Pathophysiology: Methicillin-resistant Staphylococcus aureus (MRSA) is a bacterium responsible for several difficult-to-treat infections in humans. It is also called oxacillin-resistant Staphylococcus aureus. Healthy individuals may carry MRSA asymptomatically for periods ranging from a few weeks to many years. Patients with compromised immune systems are at a significantly greater risk of symptomatic secondary infection.

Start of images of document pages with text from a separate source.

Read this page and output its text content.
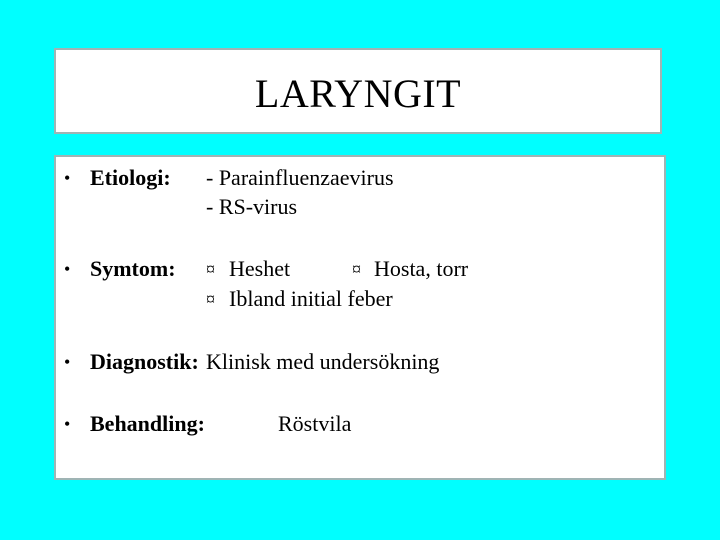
LARYNGIT
• Etiologi: - Parainfluenzaevirus
- RS-virus
• Symtom: ¤ Heshet	¤ Hosta, torr
¤ Ibland initial feber
• Diagnostik: Klinisk med undersökning
• Behandling:	Röstvila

Statistics: A total of 3620 cases of MRSA were found. Around one-third of the cases were imported one-third acquired in the Norwegian healthcare system and one-third acquired in the community. Twelve percent of the cases were linked to known outbreaks. The total incidence of infected and colonized patients is slowly increasing. The numbers of severe infections remain stable at around 20 cases annually and the proportion of MRSA cases associated with healthcare has decreased.
Treatment: Treatment of MRSA frequently involves the use of vancomycin, often in combination with other antibiotics given by IV. CA-MRSA can often be treated on an outpatient basis with specific oral or topical antibiotics, but some serious CA-MRSA infections (for example, pneumonia) often require appropriate antibiotics by IV.
Major Research: Research suggests that certain probiotic strains may help reduce susceptibility to active infection with MRSA. Reduced diversity and strength of the gut microflora leaves us vulnerable to opportunistic infections while Lactobacillus species such as paracasei and L. acidophilus as well as Bifidobacteria animalis subsp lactis have been seen to offer a degree of protection against MRSA.